真綿を引く、という感覚がまずたいへん。そして、絡んだ糸を面倒みるのが、糸と仲良くできずにおやおや、という感じでした。
真綿を台に掛けたときの風合いは、他で見ることのできない柔らかさで、とても心が癒されました。

糸染め
色素を煮出すのは長時間ぐつぐつだと思い込んでいたので、色が出てわずかな経過で火を止めるのがとても意外性ありました。
また、桜が媒染で変わっていくさまが不思議で、金属の働きについて、あらためて知りたいと感じています。
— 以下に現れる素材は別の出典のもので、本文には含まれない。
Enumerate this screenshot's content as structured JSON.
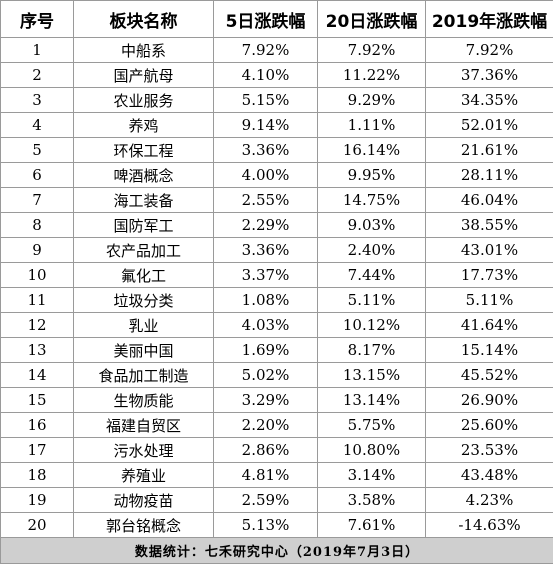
{
  "table": {
    "headers": [
      "序号",
      "板块名称",
      "5日涨跌幅",
      "20日涨跌幅",
      "2019年涨跌幅"
    ],
    "rows": [
      [
        "1",
        "中船系",
        "7.92%",
        "7.92%",
        "7.92%"
      ],
      [
        "2",
        "国产航母",
        "4.10%",
        "11.22%",
        "37.36%"
      ],
      [
        "3",
        "农业服务",
        "5.15%",
        "9.29%",
        "34.35%"
      ],
      [
        "4",
        "养鸡",
        "9.14%",
        "1.11%",
        "52.01%"
      ],
      [
        "5",
        "环保工程",
        "3.36%",
        "16.14%",
        "21.61%"
      ],
      [
        "6",
        "啤酒概念",
        "4.00%",
        "9.95%",
        "28.11%"
      ],
      [
        "7",
        "海工装备",
        "2.55%",
        "14.75%",
        "46.04%"
      ],
      [
        "8",
        "国防军工",
        "2.29%",
        "9.03%",
        "38.55%"
      ],
      [
        "9",
        "农产品加工",
        "3.36%",
        "2.40%",
        "43.01%"
      ],
      [
        "10",
        "氟化工",
        "3.37%",
        "7.44%",
        "17.73%"
      ],
      [
        "11",
        "垃圾分类",
        "1.08%",
        "5.11%",
        "5.11%"
      ],
      [
        "12",
        "乳业",
        "4.03%",
        "10.12%",
        "41.64%"
      ],
      [
        "13",
        "美丽中国",
        "1.69%",
        "8.17%",
        "15.14%"
      ],
      [
        "14",
        "食品加工制造",
        "5.02%",
        "13.15%",
        "45.52%"
      ],
      [
        "15",
        "生物质能",
        "3.29%",
        "13.14%",
        "26.90%"
      ],
      [
        "16",
        "福建自贸区",
        "2.20%",
        "5.75%",
        "25.60%"
      ],
      [
        "17",
        "污水处理",
        "2.86%",
        "10.80%",
        "23.53%"
      ],
      [
        "18",
        "养殖业",
        "4.81%",
        "3.14%",
        "43.48%"
      ],
      [
        "19",
        "动物疫苗",
        "2.59%",
        "3.58%",
        "4.23%"
      ],
      [
        "20",
        "郭台铭概念",
        "5.13%",
        "7.61%",
        "-14.63%"
      ]
    ],
    "footer": "数据统计：七禾研究中心（2019年7月3日）"
  }
}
(これでも理系なので)
染めが面白かったので、このあと別のところに3回も染め体験にかよってしまったのは内緒です。


スーパー不器用なので、なかなかうまくいかないだろうと思いきや。
思ったよりも手足が動いて驚き、また、楽しい体験になりました。
設計をするのも楽しく、だいたい思っていたとおりの縞が織り出されてきたときには、なんというか、やるじゃんあたし<( ̄^ ̄)>な気持ちになりました。
多くの色を使うことも考えたのですが、自分の糸を活かすには、あのくらいかなーと今思い返しても、そうそう、と思います。
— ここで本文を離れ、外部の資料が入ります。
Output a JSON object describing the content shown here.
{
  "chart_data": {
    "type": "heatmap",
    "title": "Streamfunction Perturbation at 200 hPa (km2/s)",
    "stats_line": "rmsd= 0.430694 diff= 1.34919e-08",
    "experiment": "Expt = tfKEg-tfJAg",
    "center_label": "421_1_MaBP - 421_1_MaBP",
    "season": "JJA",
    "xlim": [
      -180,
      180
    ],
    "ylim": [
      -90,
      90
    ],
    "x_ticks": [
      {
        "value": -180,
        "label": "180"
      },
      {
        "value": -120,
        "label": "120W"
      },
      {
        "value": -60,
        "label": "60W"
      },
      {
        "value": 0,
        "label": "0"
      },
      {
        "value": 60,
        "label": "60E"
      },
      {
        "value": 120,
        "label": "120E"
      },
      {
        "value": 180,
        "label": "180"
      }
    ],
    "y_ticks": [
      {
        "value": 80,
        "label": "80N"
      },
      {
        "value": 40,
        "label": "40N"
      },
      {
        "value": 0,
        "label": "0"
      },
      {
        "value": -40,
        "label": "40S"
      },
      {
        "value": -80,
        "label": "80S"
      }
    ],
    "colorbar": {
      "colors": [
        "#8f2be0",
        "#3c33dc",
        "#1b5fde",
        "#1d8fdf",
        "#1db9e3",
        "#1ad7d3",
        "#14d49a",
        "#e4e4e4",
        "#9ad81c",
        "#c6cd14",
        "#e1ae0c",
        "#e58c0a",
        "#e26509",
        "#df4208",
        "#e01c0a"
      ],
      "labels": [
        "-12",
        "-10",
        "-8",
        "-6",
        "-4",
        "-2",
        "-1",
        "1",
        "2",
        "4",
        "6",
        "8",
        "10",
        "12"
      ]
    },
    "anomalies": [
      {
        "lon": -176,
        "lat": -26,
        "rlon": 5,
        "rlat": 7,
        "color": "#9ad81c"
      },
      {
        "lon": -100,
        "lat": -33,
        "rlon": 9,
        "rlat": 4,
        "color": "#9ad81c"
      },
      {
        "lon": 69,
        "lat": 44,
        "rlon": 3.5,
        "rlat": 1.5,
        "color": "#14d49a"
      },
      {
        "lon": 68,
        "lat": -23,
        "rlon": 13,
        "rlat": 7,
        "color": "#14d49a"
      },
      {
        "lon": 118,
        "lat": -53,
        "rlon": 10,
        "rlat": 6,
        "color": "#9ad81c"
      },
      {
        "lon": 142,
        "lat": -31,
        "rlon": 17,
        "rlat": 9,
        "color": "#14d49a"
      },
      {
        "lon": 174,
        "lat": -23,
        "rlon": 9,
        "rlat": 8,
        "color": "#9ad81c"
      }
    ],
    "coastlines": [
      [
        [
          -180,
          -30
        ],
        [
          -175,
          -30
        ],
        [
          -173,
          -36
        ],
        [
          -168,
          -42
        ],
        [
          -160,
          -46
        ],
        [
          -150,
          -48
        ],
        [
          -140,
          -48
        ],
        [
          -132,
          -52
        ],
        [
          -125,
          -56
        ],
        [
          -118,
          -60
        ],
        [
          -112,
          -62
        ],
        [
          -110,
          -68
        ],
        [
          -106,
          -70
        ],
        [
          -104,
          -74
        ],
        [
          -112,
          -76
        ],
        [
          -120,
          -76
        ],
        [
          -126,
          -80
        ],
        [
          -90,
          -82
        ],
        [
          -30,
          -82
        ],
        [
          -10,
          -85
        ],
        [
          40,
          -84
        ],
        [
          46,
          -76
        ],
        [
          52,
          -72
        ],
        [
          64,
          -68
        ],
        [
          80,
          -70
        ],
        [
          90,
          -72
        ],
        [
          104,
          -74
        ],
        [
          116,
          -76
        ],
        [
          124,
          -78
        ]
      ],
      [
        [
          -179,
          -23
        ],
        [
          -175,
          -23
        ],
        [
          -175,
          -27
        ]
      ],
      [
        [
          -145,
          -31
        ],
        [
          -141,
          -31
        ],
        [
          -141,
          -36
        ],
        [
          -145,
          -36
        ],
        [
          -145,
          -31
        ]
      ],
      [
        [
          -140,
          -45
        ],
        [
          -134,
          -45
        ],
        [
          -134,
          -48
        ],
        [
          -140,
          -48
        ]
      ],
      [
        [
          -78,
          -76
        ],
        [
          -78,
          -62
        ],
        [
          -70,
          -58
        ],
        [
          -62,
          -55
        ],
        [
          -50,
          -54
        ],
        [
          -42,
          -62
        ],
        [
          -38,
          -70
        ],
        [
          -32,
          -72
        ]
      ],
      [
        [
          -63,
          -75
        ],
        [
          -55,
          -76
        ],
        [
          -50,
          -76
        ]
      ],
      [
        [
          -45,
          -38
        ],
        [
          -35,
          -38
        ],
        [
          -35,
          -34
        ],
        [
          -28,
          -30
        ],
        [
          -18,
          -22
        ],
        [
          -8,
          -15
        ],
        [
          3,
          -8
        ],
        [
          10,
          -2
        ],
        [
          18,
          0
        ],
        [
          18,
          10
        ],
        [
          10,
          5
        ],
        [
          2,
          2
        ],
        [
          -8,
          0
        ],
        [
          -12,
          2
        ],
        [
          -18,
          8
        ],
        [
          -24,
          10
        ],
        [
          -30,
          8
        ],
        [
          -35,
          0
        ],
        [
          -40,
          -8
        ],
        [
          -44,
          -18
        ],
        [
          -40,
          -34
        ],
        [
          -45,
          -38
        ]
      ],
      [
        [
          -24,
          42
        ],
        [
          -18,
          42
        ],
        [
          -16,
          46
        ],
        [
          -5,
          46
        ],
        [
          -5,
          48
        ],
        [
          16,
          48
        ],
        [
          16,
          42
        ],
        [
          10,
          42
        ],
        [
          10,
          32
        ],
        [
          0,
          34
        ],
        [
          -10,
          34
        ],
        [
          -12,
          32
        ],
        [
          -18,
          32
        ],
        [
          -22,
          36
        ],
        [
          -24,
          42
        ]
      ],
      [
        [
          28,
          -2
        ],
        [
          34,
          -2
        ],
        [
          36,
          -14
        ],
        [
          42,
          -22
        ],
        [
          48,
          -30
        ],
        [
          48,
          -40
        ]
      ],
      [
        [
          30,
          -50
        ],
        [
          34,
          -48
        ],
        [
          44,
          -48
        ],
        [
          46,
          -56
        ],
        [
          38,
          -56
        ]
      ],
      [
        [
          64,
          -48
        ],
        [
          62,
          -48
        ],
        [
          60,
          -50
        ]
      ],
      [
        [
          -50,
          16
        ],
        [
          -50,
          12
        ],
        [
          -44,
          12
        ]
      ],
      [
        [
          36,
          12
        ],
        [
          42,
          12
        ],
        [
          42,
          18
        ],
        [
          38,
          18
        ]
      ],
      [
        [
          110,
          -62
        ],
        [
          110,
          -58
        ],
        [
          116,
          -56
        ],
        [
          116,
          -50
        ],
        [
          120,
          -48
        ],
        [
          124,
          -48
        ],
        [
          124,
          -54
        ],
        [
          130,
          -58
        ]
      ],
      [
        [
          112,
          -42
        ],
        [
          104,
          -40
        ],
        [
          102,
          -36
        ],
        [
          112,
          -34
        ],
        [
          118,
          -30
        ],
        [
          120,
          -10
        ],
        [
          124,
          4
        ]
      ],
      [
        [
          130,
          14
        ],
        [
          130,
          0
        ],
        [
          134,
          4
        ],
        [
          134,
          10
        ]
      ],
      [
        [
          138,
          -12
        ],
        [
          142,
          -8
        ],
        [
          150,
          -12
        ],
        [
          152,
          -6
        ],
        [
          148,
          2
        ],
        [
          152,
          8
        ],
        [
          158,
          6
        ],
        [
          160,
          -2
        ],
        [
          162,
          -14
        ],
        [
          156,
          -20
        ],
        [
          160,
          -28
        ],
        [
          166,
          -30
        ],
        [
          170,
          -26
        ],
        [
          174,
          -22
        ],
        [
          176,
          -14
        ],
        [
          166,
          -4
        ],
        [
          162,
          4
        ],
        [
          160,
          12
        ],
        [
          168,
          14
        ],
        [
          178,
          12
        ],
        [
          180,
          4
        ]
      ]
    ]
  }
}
こうして、布を作ることの基本作業を体験してみて、着物や帯の価格の妥当性に思い至ることとなりました。
また、今日は、引退なさる藍染師の工房を見学してそれらの作業の重労働であることを知り、日本経済の歪みが全ての分野で起きていること、価格破壊って生活破壊なんじゃないか…と頭を抱えてしまったのでした。 M.T.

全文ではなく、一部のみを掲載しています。